Serving Arizona State University Online Since 1995  Current Issue: Thursday, October 26, 2006





Local Limelight: Riding the greasemobile

Piebald's unconventional wheels reflect their style

 by Si Robins
 published on Thursday, October 26, 2006

Instead of being half-baked, you could say this musical foursome is fried. Piebald tours the  country in a vegetable oil-powered van, saving the environment from  pollution and unwanted grease/issues/arts/698480
Courtesy of Piebald
Instead of being half-baked, you could say this musical foursome is fried. Piebald tours the country in a vegetable oil-powered van, saving the environment from pollution and unwanted grease


If you were heading down Interstate-75 toward Jacksonville, Fla., last Thursday afternoon, you may have smelled french fries.

Chances are you were behind Piebald's veggie van as they made their way down the coast.

The members of this Andover, Mass., indie rock foursome converted their camper to run on vegetable oil to help the environment - even if they all end up smelling like greasy fast food.
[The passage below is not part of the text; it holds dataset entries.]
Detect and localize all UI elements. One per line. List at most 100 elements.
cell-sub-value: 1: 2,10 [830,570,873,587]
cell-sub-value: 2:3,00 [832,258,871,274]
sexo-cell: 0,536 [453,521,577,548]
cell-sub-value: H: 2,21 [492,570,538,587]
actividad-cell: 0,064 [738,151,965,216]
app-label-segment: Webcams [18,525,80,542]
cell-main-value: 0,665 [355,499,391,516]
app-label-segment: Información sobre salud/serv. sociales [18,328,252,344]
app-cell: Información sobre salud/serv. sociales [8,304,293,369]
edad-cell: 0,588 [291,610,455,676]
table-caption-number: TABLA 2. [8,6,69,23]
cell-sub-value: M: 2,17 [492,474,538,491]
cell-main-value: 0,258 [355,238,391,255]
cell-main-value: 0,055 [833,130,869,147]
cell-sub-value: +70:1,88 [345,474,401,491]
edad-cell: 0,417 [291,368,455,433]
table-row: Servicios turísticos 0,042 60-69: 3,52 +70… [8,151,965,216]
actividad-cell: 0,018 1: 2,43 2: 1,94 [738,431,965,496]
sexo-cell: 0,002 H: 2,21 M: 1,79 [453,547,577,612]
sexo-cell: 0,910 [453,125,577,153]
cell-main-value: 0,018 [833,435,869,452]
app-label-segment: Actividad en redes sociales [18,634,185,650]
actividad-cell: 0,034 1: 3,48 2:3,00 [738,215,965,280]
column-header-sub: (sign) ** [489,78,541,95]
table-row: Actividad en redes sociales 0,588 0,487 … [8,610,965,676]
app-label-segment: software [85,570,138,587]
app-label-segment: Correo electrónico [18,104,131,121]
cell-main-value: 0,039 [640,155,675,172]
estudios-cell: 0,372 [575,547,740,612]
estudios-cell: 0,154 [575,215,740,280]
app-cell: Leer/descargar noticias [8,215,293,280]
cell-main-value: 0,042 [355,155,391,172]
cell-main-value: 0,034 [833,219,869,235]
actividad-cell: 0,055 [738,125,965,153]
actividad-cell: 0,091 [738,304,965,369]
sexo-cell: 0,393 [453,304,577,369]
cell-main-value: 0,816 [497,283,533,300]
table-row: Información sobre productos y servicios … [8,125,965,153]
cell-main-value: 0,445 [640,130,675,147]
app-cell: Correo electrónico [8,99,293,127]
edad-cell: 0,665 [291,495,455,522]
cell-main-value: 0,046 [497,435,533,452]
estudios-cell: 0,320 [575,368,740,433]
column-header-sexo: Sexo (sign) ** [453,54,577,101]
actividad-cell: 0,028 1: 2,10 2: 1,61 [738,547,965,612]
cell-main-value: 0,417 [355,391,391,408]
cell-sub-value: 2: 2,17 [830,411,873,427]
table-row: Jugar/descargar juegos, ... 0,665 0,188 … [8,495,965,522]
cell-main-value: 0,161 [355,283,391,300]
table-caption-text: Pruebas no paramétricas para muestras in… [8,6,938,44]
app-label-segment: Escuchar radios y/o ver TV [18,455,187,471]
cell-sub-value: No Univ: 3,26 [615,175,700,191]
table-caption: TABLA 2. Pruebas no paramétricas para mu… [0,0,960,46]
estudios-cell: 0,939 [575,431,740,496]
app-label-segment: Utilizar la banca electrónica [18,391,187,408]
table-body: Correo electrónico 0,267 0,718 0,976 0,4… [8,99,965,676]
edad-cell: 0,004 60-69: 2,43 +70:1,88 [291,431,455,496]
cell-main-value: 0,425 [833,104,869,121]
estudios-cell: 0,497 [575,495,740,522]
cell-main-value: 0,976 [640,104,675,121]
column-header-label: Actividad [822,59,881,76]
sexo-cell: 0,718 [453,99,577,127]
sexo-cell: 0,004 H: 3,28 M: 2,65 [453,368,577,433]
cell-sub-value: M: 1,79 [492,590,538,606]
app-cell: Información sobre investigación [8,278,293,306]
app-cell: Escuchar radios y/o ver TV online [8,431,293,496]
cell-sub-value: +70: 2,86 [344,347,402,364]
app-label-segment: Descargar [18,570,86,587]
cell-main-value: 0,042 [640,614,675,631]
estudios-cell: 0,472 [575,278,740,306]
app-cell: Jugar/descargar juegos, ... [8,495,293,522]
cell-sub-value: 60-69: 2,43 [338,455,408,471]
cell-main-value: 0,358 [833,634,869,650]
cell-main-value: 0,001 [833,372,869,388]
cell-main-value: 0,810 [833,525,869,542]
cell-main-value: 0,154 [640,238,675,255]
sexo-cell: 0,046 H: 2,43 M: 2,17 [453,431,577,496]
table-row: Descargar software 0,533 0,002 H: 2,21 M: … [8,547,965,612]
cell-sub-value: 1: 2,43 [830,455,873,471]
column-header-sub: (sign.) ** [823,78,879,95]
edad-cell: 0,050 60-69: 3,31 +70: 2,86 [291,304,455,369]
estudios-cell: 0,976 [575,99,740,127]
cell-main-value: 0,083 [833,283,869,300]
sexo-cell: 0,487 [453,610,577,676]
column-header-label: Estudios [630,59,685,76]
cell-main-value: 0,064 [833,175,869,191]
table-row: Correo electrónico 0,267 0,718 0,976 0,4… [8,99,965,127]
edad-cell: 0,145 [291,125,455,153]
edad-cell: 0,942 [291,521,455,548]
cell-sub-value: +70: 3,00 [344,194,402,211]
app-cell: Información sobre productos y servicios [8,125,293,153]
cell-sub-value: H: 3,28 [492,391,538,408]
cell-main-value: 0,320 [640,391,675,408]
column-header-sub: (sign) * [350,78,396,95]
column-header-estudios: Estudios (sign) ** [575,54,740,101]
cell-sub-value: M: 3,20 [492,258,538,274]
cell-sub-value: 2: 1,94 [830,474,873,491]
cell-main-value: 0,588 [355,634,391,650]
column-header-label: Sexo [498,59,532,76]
Singer/guitarist Travis Shettel says it isn't so bad. "We have a big tank in the back of the van and we just throw the grease and waste oil in there and we're good to go," he says.
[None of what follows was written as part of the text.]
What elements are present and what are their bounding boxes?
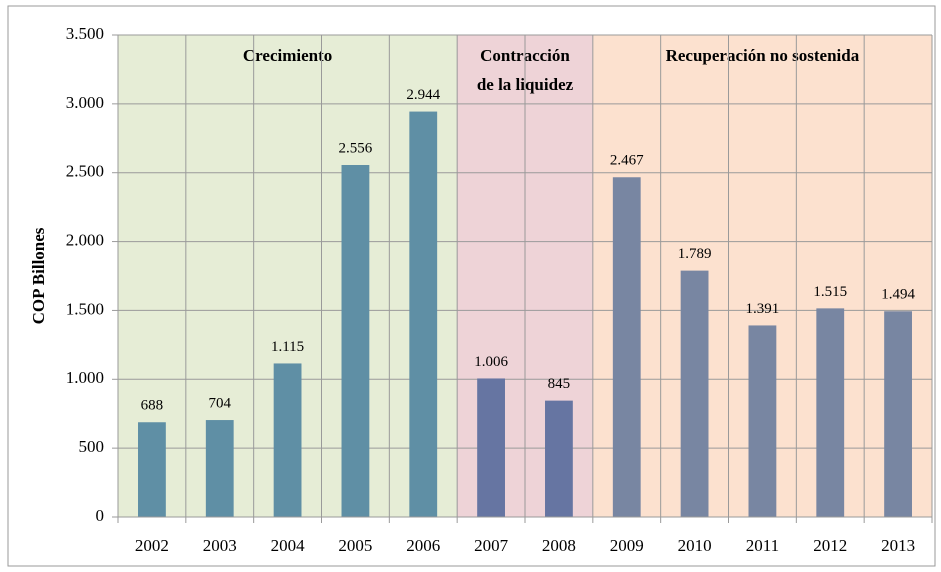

After converting the van to a vegetable oil calibration, the driver simply flips a switch and the group is set. The result is optimal for a band on a tight budget - the fuel is free because they take used oil. And it doesn't hurt that they produce no gasoline pollution from all those miles logged.

Instead of planning which places to snag oil in each city, the band just wings it.
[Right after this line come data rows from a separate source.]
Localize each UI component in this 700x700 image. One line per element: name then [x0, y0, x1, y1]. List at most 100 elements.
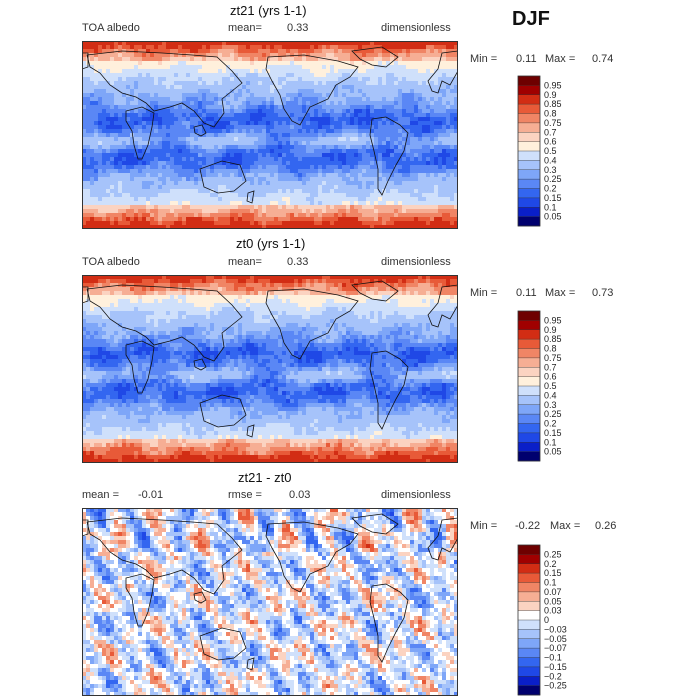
colorbar-level-label: 0.4 — [544, 155, 557, 165]
colorbar-level-label: 0.3 — [544, 165, 557, 175]
panel2-max-label: Max = — [545, 287, 576, 299]
colorbar-swatch — [518, 357, 540, 368]
colorbar-swatch — [518, 404, 540, 415]
colorbar-swatch — [518, 573, 540, 583]
map-field — [82, 508, 458, 696]
colorbar-level-label: 0.1 — [544, 202, 557, 212]
season-label: DJF — [512, 8, 550, 30]
colorbar-swatch — [518, 339, 540, 349]
panel2-colorbar: 0.950.90.850.80.750.70.60.50.40.30.250.2… — [517, 310, 562, 462]
colorbar-swatch — [518, 216, 540, 227]
colorbar-level-label: 0.2 — [544, 419, 557, 429]
panel3-title: zt21 - zt0 — [238, 470, 292, 485]
panel2-mean-label: mean= — [228, 256, 262, 268]
coastline — [199, 160, 247, 194]
panel3-max-value: 0.26 — [595, 520, 617, 532]
colorbar-level-label: 0.05 — [544, 596, 562, 606]
panel2-min-value: 0.11 — [516, 287, 537, 299]
colorbar-level-label: 0.7 — [544, 127, 557, 137]
coastline — [86, 50, 243, 128]
colorbar-swatch — [518, 348, 540, 359]
colorbar-swatch — [518, 122, 540, 133]
coastline — [351, 513, 399, 535]
coastline — [265, 288, 359, 360]
panel2-title: zt0 (yrs 1-1) — [236, 236, 306, 251]
colorbar-level-label: 0.75 — [544, 118, 562, 128]
colorbar-level-label: 0.75 — [544, 353, 562, 363]
colorbar-level-label: −0.2 — [544, 671, 562, 681]
coastline — [351, 46, 399, 68]
colorbar-swatch — [518, 376, 540, 387]
panel3-units: dimensionless — [381, 489, 451, 501]
panel1-variable: TOA albedo — [82, 22, 140, 34]
colorbar-swatch — [518, 582, 540, 593]
colorbar-swatch — [518, 657, 540, 668]
colorbar-swatch — [518, 414, 540, 424]
coastline — [427, 50, 458, 94]
coastline — [246, 424, 255, 438]
colorbar-swatch — [518, 76, 540, 86]
panel2-mean-value: 0.33 — [287, 256, 309, 268]
colorbar-level-label: 0.15 — [544, 193, 562, 203]
coastline — [82, 286, 89, 304]
panel2-map — [82, 275, 458, 463]
colorbar-swatch — [518, 151, 540, 161]
colorbar-level-label: 0.3 — [544, 400, 557, 410]
colorbar-swatch — [518, 329, 540, 340]
colorbar-swatch — [518, 610, 540, 621]
panel2-max-value: 0.73 — [592, 287, 614, 299]
colorbar-swatch — [518, 545, 540, 555]
colorbar-level-label: −0.05 — [544, 634, 567, 644]
colorbar-level-label: 0.95 — [544, 315, 562, 325]
colorbar-swatch — [518, 160, 540, 171]
panel1-mean-value: 0.33 — [287, 22, 309, 34]
panel1-max-label: Max = — [545, 53, 576, 65]
colorbar-level-label: 0.95 — [544, 80, 562, 90]
panel3-max-label: Max = — [550, 520, 581, 532]
colorbar-level-label: 0.85 — [544, 99, 562, 109]
colorbar-swatch — [518, 179, 540, 189]
coastline — [125, 340, 155, 394]
panel1-mean-label: mean= — [228, 22, 262, 34]
colorbar-level-label: −0.1 — [544, 653, 562, 663]
colorbar-level-label: 0.6 — [544, 137, 557, 147]
colorbar-level-label: 0.05 — [544, 447, 562, 457]
colorbar-level-label: 0.1 — [544, 437, 557, 447]
coastline — [125, 106, 155, 160]
colorbar-level-label: 0.15 — [544, 428, 562, 438]
map-frame — [82, 41, 458, 229]
coastline — [265, 521, 359, 593]
panel2-min-label: Min = — [470, 287, 498, 299]
colorbar-level-label: 0.6 — [544, 372, 557, 382]
colorbar-swatch — [518, 197, 540, 208]
colorbar-level-label: 0.05 — [544, 212, 562, 222]
colorbar-level-label: 0.5 — [544, 146, 557, 156]
colorbar-level-label: 0.2 — [544, 184, 557, 194]
coastline — [193, 124, 207, 137]
colorbar-swatch — [518, 132, 540, 142]
colorbar-level-label: 0.85 — [544, 334, 562, 344]
colorbar-swatch — [518, 563, 540, 574]
map-field — [82, 41, 458, 229]
panel3-min-value: -0.22 — [515, 520, 541, 532]
coastline — [427, 284, 458, 328]
colorbar-swatch — [518, 85, 540, 96]
panel3-mean-value: -0.01 — [138, 489, 164, 501]
coastline — [369, 583, 409, 663]
coastline — [265, 54, 359, 126]
colorbar-swatch — [518, 104, 540, 114]
colorbar-swatch — [518, 666, 540, 677]
colorbar-swatch — [518, 620, 540, 630]
colorbar-swatch — [518, 451, 540, 462]
panel3-map — [82, 508, 458, 696]
colorbar-swatch — [518, 395, 540, 406]
colorbar-level-label: 0.8 — [544, 109, 557, 119]
colorbar-swatch — [518, 432, 540, 443]
coastline — [199, 394, 247, 428]
colorbar-level-label: −0.15 — [544, 662, 567, 672]
coastline — [193, 358, 207, 371]
colorbar-swatch — [518, 188, 540, 199]
panel1-max-value: 0.74 — [592, 53, 614, 65]
panel1-colorbar: 0.950.90.850.80.750.70.60.50.40.30.250.2… — [517, 75, 562, 227]
colorbar-level-label: 0.03 — [544, 606, 562, 616]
"We don't head to the grocery store, because that means paying money," Shettel says. "McDonalds is difficult too, because they usually use their grease to the point of it being more like Crisco - so full of animal fat that it's not really vegetable oil."

So the search is on every day in a different town to find reputable spots to snag some oil. "Usually the best places are Asian restaurants," Shettel says. "Japanese cuisine and sushi typically produce the cleanest oil.

"I've heard of people using Kentucky Fried Chicken, but that sounds crazy. I can't believe they'd find clean KFC grease."

The boys in Piebald - Shettel, guitarist Aaron Stuart, bassist Andrew Bonner and drummer Luke Garro - have been churning out their blend of clever, in-your-face rock since their high school days in 1995.

It seems vegetable oil has become a lucrative product for the Piebald boys. But it isn't too difficult to find. "We just roll up [to the restaurant] and ask for grease," says Shettel. "Sometimes we just take it from the oil trap in the back of the place."

Although it might seem criminal to steal another's grease, Shettel is certain he isn't breaking any laws. "These places actually pay you to take it away," he says. "We've never had a problem finding the grease."

The money saved on gas helps the band spend more time on the road. Instead of the typical Ford van, Piebald is able to cruise the highways in a spacious camper.

"The new veggie van is more like a home," Shettel says. "We built some real cool stuff in it to keep us busy on the road. There's much more room than in a regular van."

Piebald is currently crisscrossing the country on a sold-out tour with L.A. scenesters Say Anything. They are supporting their new record, "Accidental Gentlemen," to be released January 22.

"This record is like a punch in the face," Shettel says of "Gentlemen." "It's a rocker; it's fun and completely spontaneous."

The veggie van will roll in to Tempe on Monday. If you work at a Japanese restaurant, be on the lookout.


Accidental Gentlemen

Release: Jan. 22, 2007

Piebald has always been a quirky exception to the indie-rock scene. While most singers take a literal, serious approach to their lyrics, Piebald crooner Travis Shettel has always taken the tongue-in-cheek route. The band's latest CD is no exception. His uninhibited attitude and clever observations about life and boredom pour out song to song. Ditties such as "Getting Mugged and Loving It" are fun, bratty rock tunes that prove the band is in no hurry to grow up.

If you go...

Piebald with Say Anything at the Clubhouse

Monday, Oct. 30, 6 p.m.

1320 E. Broadway Road

$12 in advance, $14 day of show. All ages.